There is strange paradox between agriculture and climate change. On the one hand agriculture and forestry and other land use contribute over a fifth of global greenhouse gas (GHG) emissions exacerbating natural disasters, and on the other, UNFCC estimates a damage of over $108 billion to crops and livestock from natural disasters between 2008 and 2018.

Being a perpetrator and victim of climate change, the agriculture sector needs unconventional thinking and an innovation mindset to break this cycle. A third of the world’s food supply (80 per cent of developing world’s) produced by smallholder farmers is at risk from climate change. Juxtapose this with an expected increase of 60 per cent in global food demand by 2050 and we have a brimming volcano of food scarcity.

As the rest of the world is talking about Industry 4.0 and artificial intelligence, the world of agriculture cannot be left behind and needs to examine the following aspects afresh:

Technology for transformation: The relationship between technology, nature and humans is often projected as being at loggerheads especially in new frontiers such as gene editing, mechanisation and chemical use. The realities of the fickle climate world need a re-examination of polarised positions (we saw the pitfalls of only organic approach in Sri Lanka) and explore a redesign of innovation systems (example, patents for new crop varieties). This also requires blending of capital (public and private) to support food security and climate resilience-focused agricultural innovations.

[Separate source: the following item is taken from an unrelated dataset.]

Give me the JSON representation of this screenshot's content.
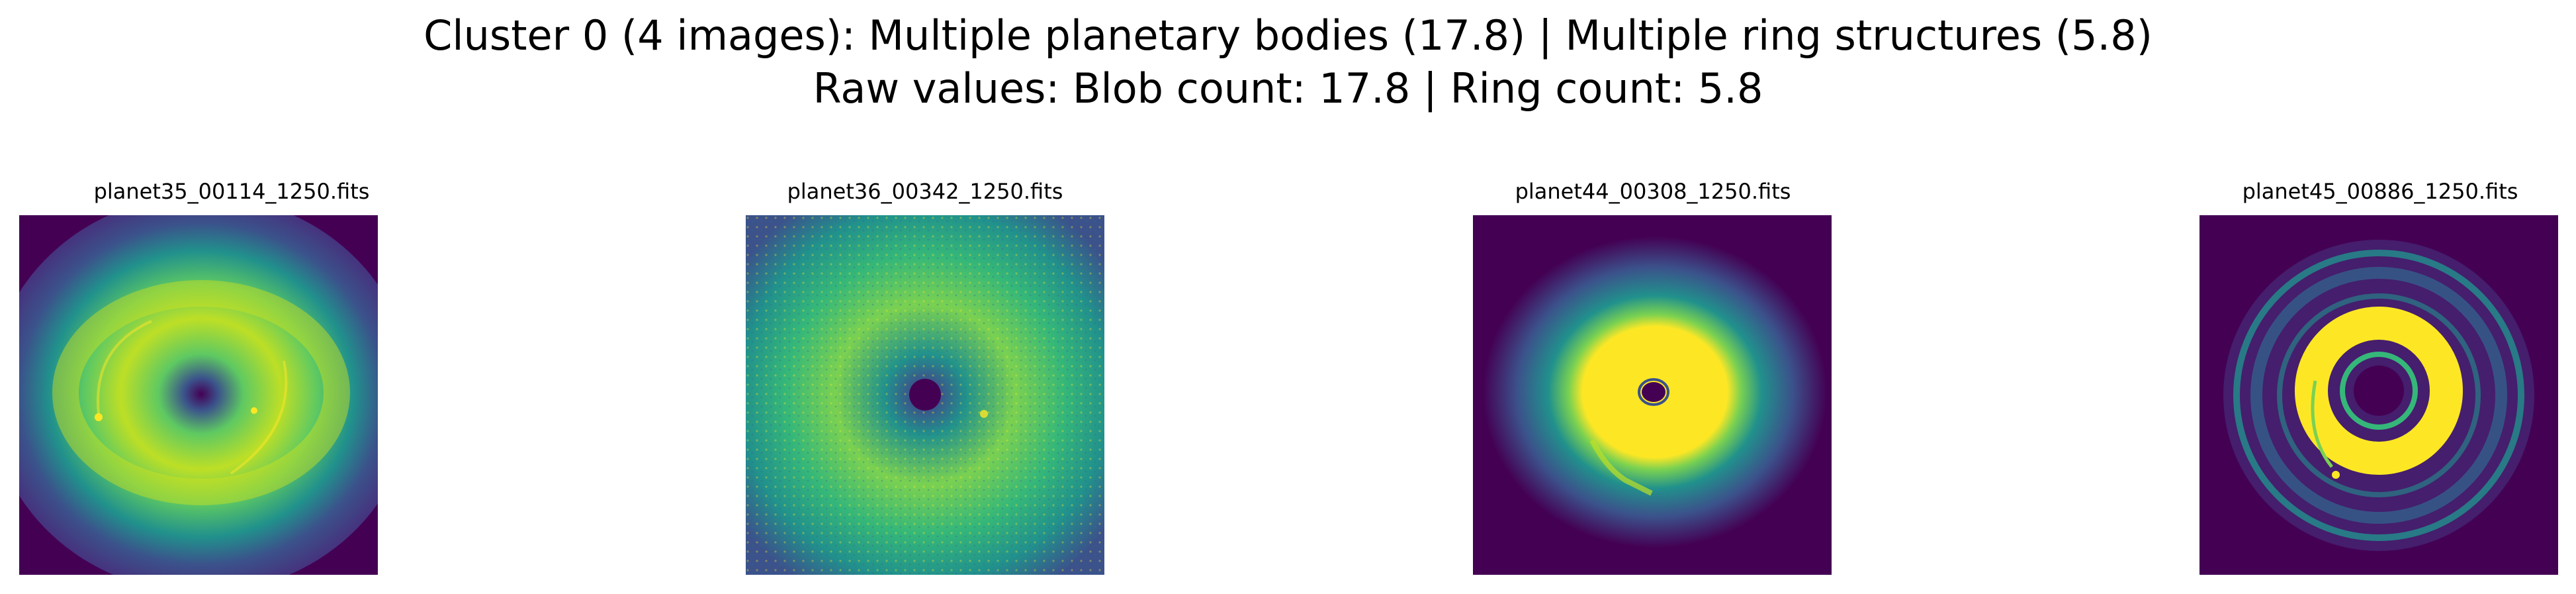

Policymaking — focus on tomorrow not today: The policy priorities need a new equilibrium, shifting focus from minimum support price to how farming as an enterprise can be made profitable and climate proof. This may require embedded financing models, unlocking carbon credits, and new direct producer to consumer bridges, as well as social security measures in the form of living income commitments, micro-equity for farming as an enterprise and climate financing for innovation adoption. Unless farming is made future ready, less risky and profitable, climate change readiness will continue to suffer and food scarcity in future is imminent from abandoned farms.

India’s unique position: India’s position as a top agricultural commodity exporter and its large population highlight its vital role in global food security. There is also a significant thrust on setting up FPOs to help farmers organise themselves and engage with market forces. Innovations in business models, technology and financing are key to benefit from this interplay of endowed agribusiness potential, youth energy, spirit of cooperation and start-up potential that can act as a counterforce to disruption from climate change and offer new ways of addressing food security issues.

Solutions to the burgeoning problem of climate change and resultant threat to global food security cannot come without wholehearted participation of the world’s estimated 500 million small farms and its 1.2 billion young people. India’s growing prominence in the business and financial world, a large captive base of small farms and demographic benefits offers optimism as a potential innovation hub to solve for this paradox.